This article belongs to the debate » Nudging: ein Juristenproblem?
18 April 2015

Why lawyers should deal with Nudges

Emanuel Towfigh and Christian Traxler have asked why the nudging debate has arrived so late in the German legal discourse. They argue that this is due to a mixture of reasons related to legal culture and legal education. I agree with their analysis. So let me address one question that both authors do not touch. Why should lawyers deal with the question of nudging? Wouldn’t this rather be a task for psychologists or behavioral economists? Prima facie, there seems to be a lot in favor of leaving the discussion on nudges to social scientists. A nudge seeks to alter people’s behavior without restraining choices. In order to influence people’s behavior, however, you have to analyze behavioral patterns, which is impossible without empirical methods.

Nevertheless, there are two reasons why lawyers should not totally leave the field to social scientists.
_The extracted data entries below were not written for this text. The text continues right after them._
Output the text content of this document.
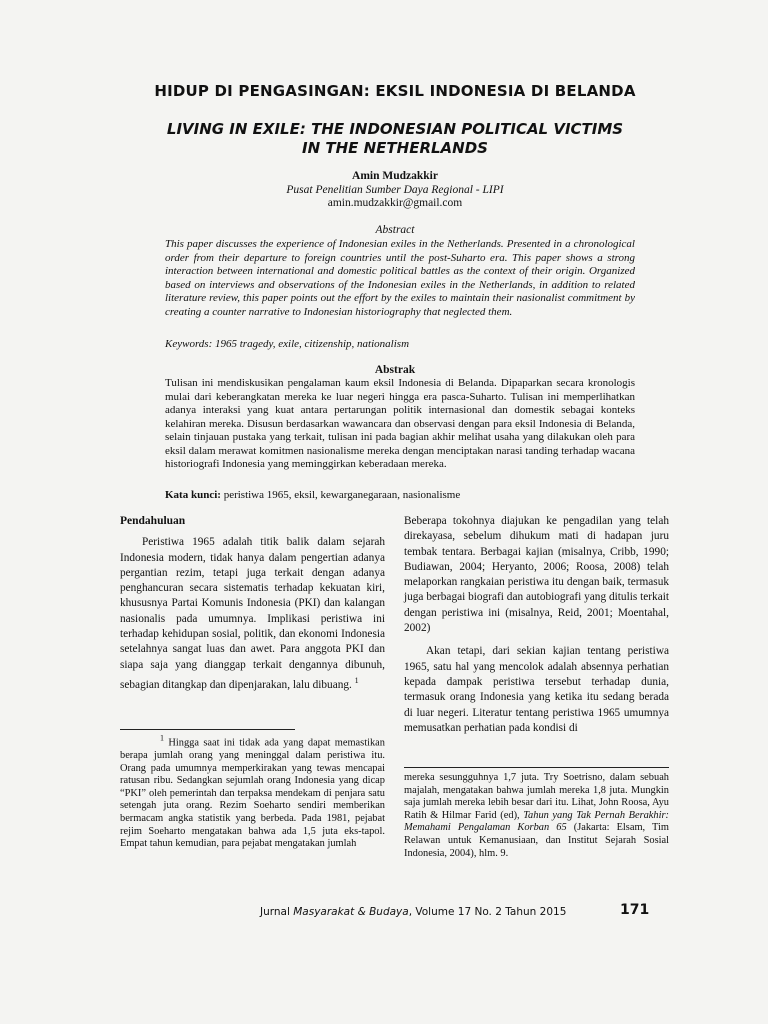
HIDUP DI PENGASINGAN: EKSIL INDONESIA DI BELANDA
LIVING IN EXILE: THE INDONESIAN POLITICAL VICTIMS
IN THE NETHERLANDS
Amin Mudzakkir
Pusat Penelitian Sumber Daya Regional - LIPI
amin.mudzakkir@gmail.com
Abstract
This paper discusses the experience of Indonesian exiles in the Netherlands. Presented in a chronological order from their departure to foreign countries until the post-Suharto era. This paper shows a strong interaction between international and domestic political battles as the context of their origin. Organized based on interviews and observations of the Indonesian exiles in the Netherlands, in addition to related literature review, this paper points out the effort by the exiles to maintain their nasionalist commitment by creating a counter narrative to Indonesian historiography that neglected them.
Keywords: 1965 tragedy, exile, citizenship, nationalism
Abstrak
Tulisan ini mendiskusikan pengalaman kaum eksil Indonesia di Belanda. Dipaparkan secara kronologis mulai dari keberangkatan mereka ke luar negeri hingga era pasca-Suharto. Tulisan ini memperlihatkan adanya interaksi yang kuat antara pertarungan politik internasional dan domestik sebagai konteks kelahiran mereka. Disusun berdasarkan wawancara dan observasi dengan para eksil Indonesia di Belanda, selain tinjauan pustaka yang terkait, tulisan ini pada bagian akhir melihat usaha yang dilakukan oleh para eksil dalam merawat komitmen nasionalisme mereka dengan menciptakan narasi tanding terhadap wacana historiografi Indonesia yang meminggirkan keberadaan mereka.
Kata kunci: peristiwa 1965, eksil, kewarganegaraan, nasionalisme
Pendahuluan
Peristiwa 1965 adalah titik balik dalam sejarah Indonesia modern, tidak hanya dalam pengertian adanya pergantian rezim, tetapi juga terkait dengan adanya penghancuran secara sistematis terhadap kekuatan kiri, khususnya Partai Komunis Indonesia (PKI) dan kalangan nasionalis pada umumnya. Implikasi peristiwa ini terhadap kehidupan sosial, politik, dan ekonomi Indonesia setelahnya sangat luas dan awet. Para anggota PKI dan siapa saja yang dianggap terkait dengannya dibunuh, sebagian ditangkap dan dipenjarakan, lalu dibuang. $^1$
Beberapa tokohnya diajukan ke pengadilan yang telah direkayasa, sebelum dihukum mati di hadapan juru tembak tentara. Berbagai kajian (misalnya, Cribb, 1990; Budiawan, 2004; Heryanto, 2006; Roosa, 2008) telah melaporkan rangkaian peristiwa itu dengan baik, termasuk juga berbagai biografi dan autobiografi yang ditulis terkait dengan peristiwa ini (misalnya, Reid, 2001; Moentahal, 2002)
Akan tetapi, dari sekian kajian tentang peristiwa 1965, satu hal yang mencolok adalah absennya perhatian kepada dampak peristiwa tersebut terhadap dunia, termasuk orang Indonesia yang ketika itu sedang berada di luar negeri. Literatur tentang peristiwa 1965 umumnya memusatkan perhatian pada kondisi di
$^1$ Hingga saat ini tidak ada yang dapat memastikan berapa jumlah orang yang meninggal dalam peristiwa itu. Orang pada umumnya memperkirakan yang tewas mencapai ratusan ribu. Sedangkan sejumlah orang Indonesia yang dicap “PKI” oleh pemerintah dan terpaksa mendekam di penjara satu setengah juta orang. Rezim Soeharto sendiri memberikan bermacam angka statistik yang berbeda. Pada 1981, pejabat rejim Soeharto mengatakan bahwa ada 1,5 juta eks-tapol. Empat tahun kemudian, para pejabat mengatakan jumlah
mereka sesungguhnya 1,7 juta. Try Soetrisno, dalam sebuah majalah, mengatakan bahwa jumlah mereka 1,8 juta. Mungkin saja jumlah mereka lebih besar dari itu. Lihat, John Roosa, Ayu Ratih & Hilmar Farid (ed), Tahun yang Tak Pernah Berakhir: Memahami Pengalaman Korban 65 (Jakarta: Elsam, Tim Relawan untuk Kemanusiaan, dan Institut Sejarah Sosial Indonesia, 2004), hlm. 9.
Jurnal Masyarakat & Budaya, Volume 17 No. 2 Tahun 2015	171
First, the claim that the legislature should use nudges or soft paternalism to influence individual behavior is a normative one. Lawyers are better suited than empirically minded social scientists to balance the positive effects of such a policy against competing normative aims. However, the more important point is probably a second one. Social scientists usually don’t deal with overarching policy questions. It is at the same time the strength and the weakness of orthodox empirical social sciences that they are based on a rather rigorous methodology. These methodological constraints also influence the research questions. Social scientists often prefer small “t” theories to holistic ones because their methods are only applicable to strictly limited questions. For this reason, they usually shy away from important policy questions because their methodology does not allow them to answer these questions.

In this respect, lawyers have a comparative advantage. They can often base normative conclusions on educated guesses or assumptions without violating the conventions of their discipline – something that would be unthinkable in economics or psychology. Consequently, even if the nudging debate has arrived late in German legal scholarship, it is important that it has arrived. If the legal community did not deal with the topic, soft paternalism would probably be an issue left to political pragmatism without deeper scientific reflection.